Ingelbrecht agrees that the arts have a responsibility to present more creative works that serve disability advocacy “and to be more experimental in the form and type of creative works that explore disability and present to audiences”.
“There are other research questions in the disability space, such as how technology can help disabled artists as well as disabled audience members – there’s a lot to be done on that score that we’ve barely looked at.”
And from his perspective, Dan Graham is hoping for “the time when diversity on stage is incidental, and truly reflects the world we live in”.
The Hayman Theatre’s season of Teenage Dick is from Tuesday 11 to Saturday 15 October.

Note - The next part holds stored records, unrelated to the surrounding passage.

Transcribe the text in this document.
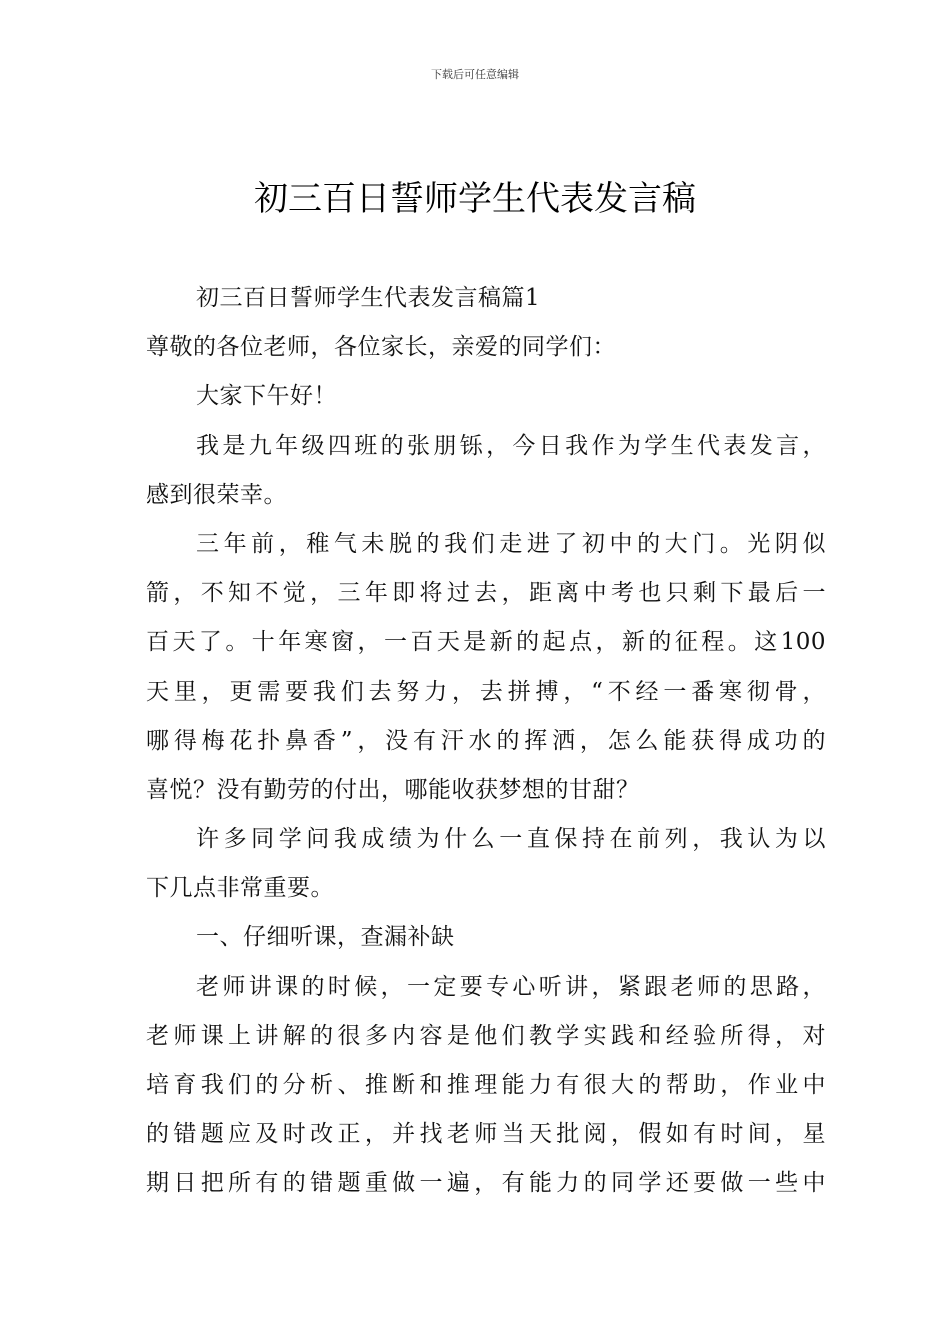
下载后可任意编辑
初三百日誓师学生代表发言稿
初三百日誓师学生代表发言稿篇1
尊敬的各位老师，各位家长，亲爱的同学们：
大家下午好！
我是九年级四班的张朋铄，今日我作为学生代表发言，
感到很荣幸。
三年前，稚气未脱的我们走进了初中的大门。光阴似
箭，不知不觉，三年即将过去，距离中考也只剩下最后一
百天了。十年寒窗，一百天是新的起点，新的征程。这100
天里，更需要我们去努力，去拼搏，“不经一番寒彻骨，
哪得梅花扑鼻香”，没有汗水的挥洒，怎么能获得成功的
喜悦？没有勤劳的付出，哪能收获梦想的甘甜？
许多同学问我成绩为什么一直保持在前列，我认为以
下几点非常重要。
一、仔细听课，查漏补缺
老师讲课的时候，一定要专心听讲，紧跟老师的思路，
老师课上讲解的很多内容是他们教学实践和经验所得，对
培育我们的分析、推断和推理能力有很大的帮助，作业中
的错题应及时改正，并找老师当天批阅，假如有时间，星
期日把所有的错题重做一遍，有能力的同学还要做一些中
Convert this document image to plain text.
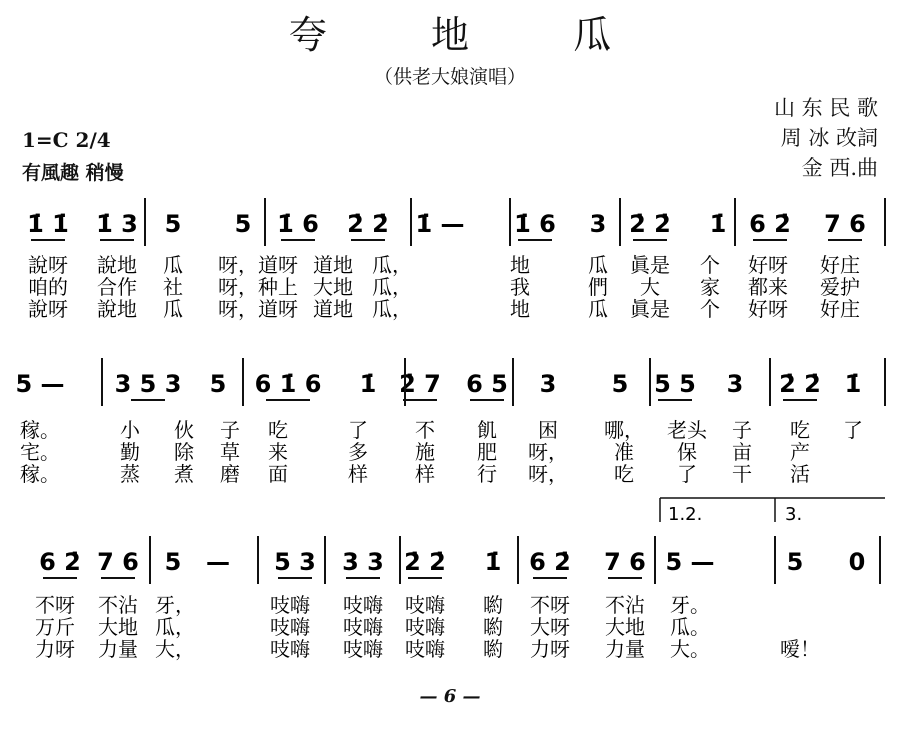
夸 地 瓜
（供老大娘演唱）
山 东 民 歌
周 冰 改詞
金 西.曲
1=C 2/4
有風趣 稍慢
1̇ 1̇ 1̇ 3 5 5 1̇ 6 2̇ 2̇ 1̇ — 1̇ 6 3 2̇ 2̇ 1̇ 6 2̇ 7 6
說呀 說地 瓜 呀，道呀 道地 瓜，	地	瓜 眞是 个 好呀 好庄
咱的 合作 社 呀，种上 大地 瓜，	我	們 大 家 都来 爱护
說呀 說地 瓜 呀，道呀 道地 瓜，	地	瓜 眞是 个 好呀 好庄
5 — 3 5 3 5 6 1̇ 6 1̇ 2̇ 7 6 5 3 5 5 5 3 2̇ 2̇ 1̇
稼。	小 伙 子 吃	了 不 飢 困 哪， 老头 子 吃 了
宅。	勤 除 草 来	多 施 肥 呀， 准 保 亩 产
稼。	蒸 煮 磨 面	样 样 行 呀， 吃 了 干 活
1.2.	3.
6 2̇ 7 6 5 — 5 3 3 3 2̇ 2̇ 1̇ 6 2̇ 7 6 5 —	5 0
不呀 不沾 牙，	吱嗨 吱嗨 吱嗨 喲 不呀 不沾 牙。
万斤 大地 瓜，	吱嗨 吱嗨 吱嗨 喲 大呀 大地 瓜。
力呀 力量 大，	吱嗨 吱嗨 吱嗨 喲 力呀 力量 大。	嗳！
— 6 —
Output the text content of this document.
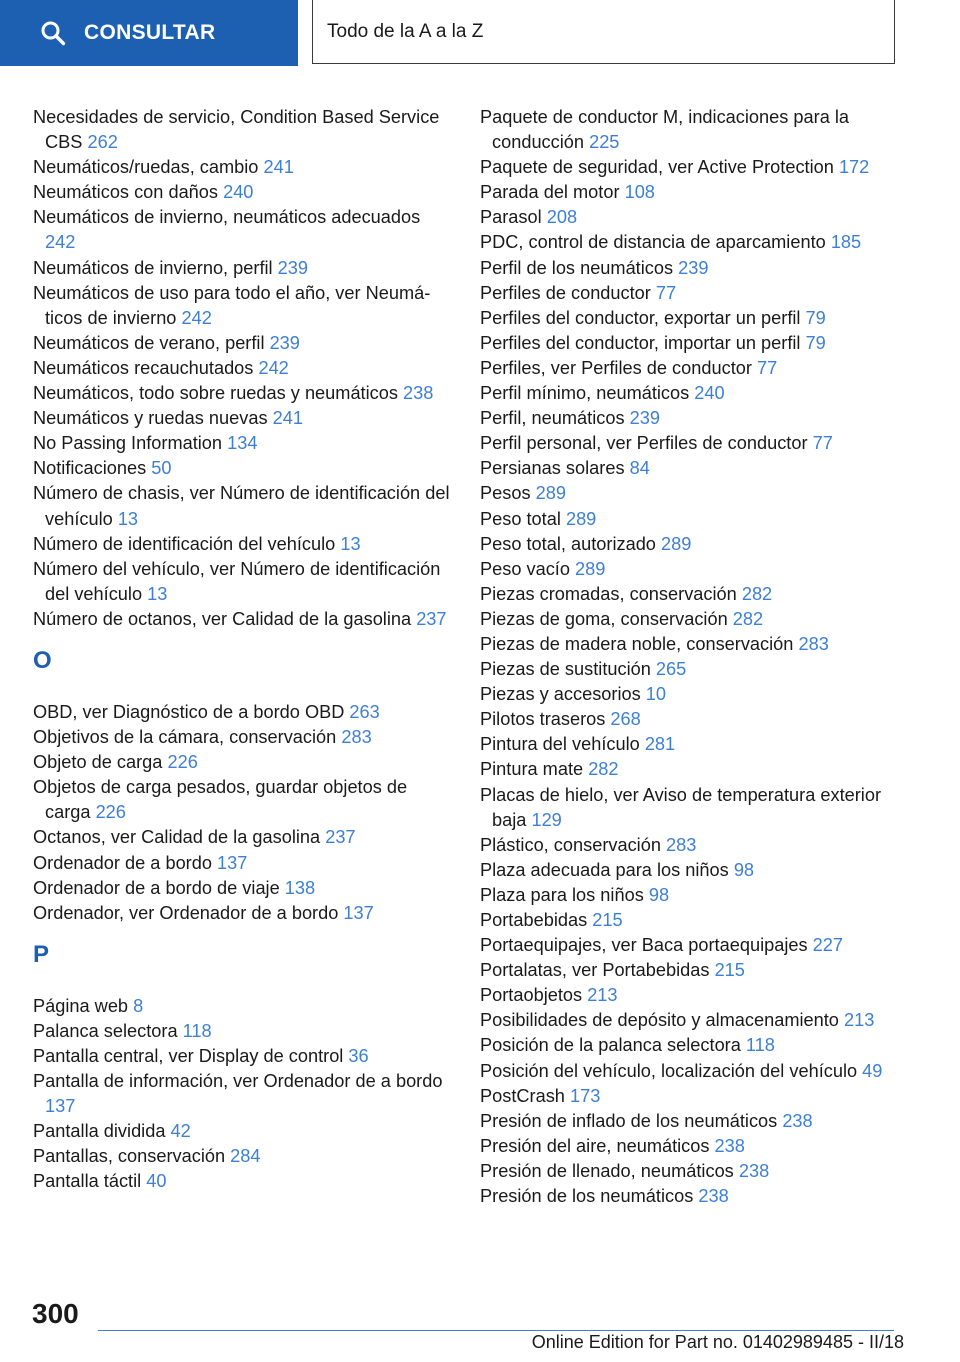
CONSULTAR	Todo de la A a la Z
Necesidades de servicio, Condition Based Service CBS 262
Neumáticos/ruedas, cambio 241
Neumáticos con daños 240
Neumáticos de invierno, neumáticos adecuados 242
Neumáticos de invierno, perfil 239
Neumáticos de uso para todo el año, ver Neumáticos de invierno 242
Neumáticos de verano, perfil 239
Neumáticos recauchutados 242
Neumáticos, todo sobre ruedas y neumáticos 238
Neumáticos y ruedas nuevas 241
No Passing Information 134
Notificaciones 50
Número de chasis, ver Número de identificación del vehículo 13
Número de identificación del vehículo 13
Número del vehículo, ver Número de identificación del vehículo 13
Número de octanos, ver Calidad de la gasolina 237
O
OBD, ver Diagnóstico de a bordo OBD 263
Objetivos de la cámara, conservación 283
Objeto de carga 226
Objetos de carga pesados, guardar objetos de carga 226
Octanos, ver Calidad de la gasolina 237
Ordenador de a bordo 137
Ordenador de a bordo de viaje 138
Ordenador, ver Ordenador de a bordo 137
P
Página web 8
Palanca selectora 118
Pantalla central, ver Display de control 36
Pantalla de información, ver Ordenador de a bordo 137
Pantalla dividida 42
Pantallas, conservación 284
Pantalla táctil 40
Paquete de conductor M, indicaciones para la conducción 225
Paquete de seguridad, ver Active Protection 172
Parada del motor 108
Parasol 208
PDC, control de distancia de aparcamiento 185
Perfil de los neumáticos 239
Perfiles de conductor 77
Perfiles del conductor, exportar un perfil 79
Perfiles del conductor, importar un perfil 79
Perfiles, ver Perfiles de conductor 77
Perfil mínimo, neumáticos 240
Perfil, neumáticos 239
Perfil personal, ver Perfiles de conductor 77
Persianas solares 84
Pesos 289
Peso total 289
Peso total, autorizado 289
Peso vacío 289
Piezas cromadas, conservación 282
Piezas de goma, conservación 282
Piezas de madera noble, conservación 283
Piezas de sustitución 265
Piezas y accesorios 10
Pilotos traseros 268
Pintura del vehículo 281
Pintura mate 282
Placas de hielo, ver Aviso de temperatura exterior baja 129
Plástico, conservación 283
Plaza adecuada para los niños 98
Plaza para los niños 98
Portabebidas 215
Portaequipajes, ver Baca portaequipajes 227
Portalatas, ver Portabebidas 215
Portaobjetos 213
Posibilidades de depósito y almacenamiento 213
Posición de la palanca selectora 118
Posición del vehículo, localización del vehículo 49
PostCrash 173
Presión de inflado de los neumáticos 238
Presión del aire, neumáticos 238
Presión de llenado, neumáticos 238
Presión de los neumáticos 238
300
Online Edition for Part no. 01402989485 - II/18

To support accessibility and encourage deaf and hard-of-seeing audience members into the Hayman Theatre, the performance on Wednesday October 12 will be an AUSLAN-interpreted performance and the performance on Saturday October 15 will be audio-description supported. Buy your tickets online.
* To be published in the Routledge Handbook on Critical Disability Studies (forthcoming) edited by Professor Katie Ellis and Professor Mike Kent, under the research program Digital Disability, Mental Health and Social Inclusion, at the Centre for Culture and Technology.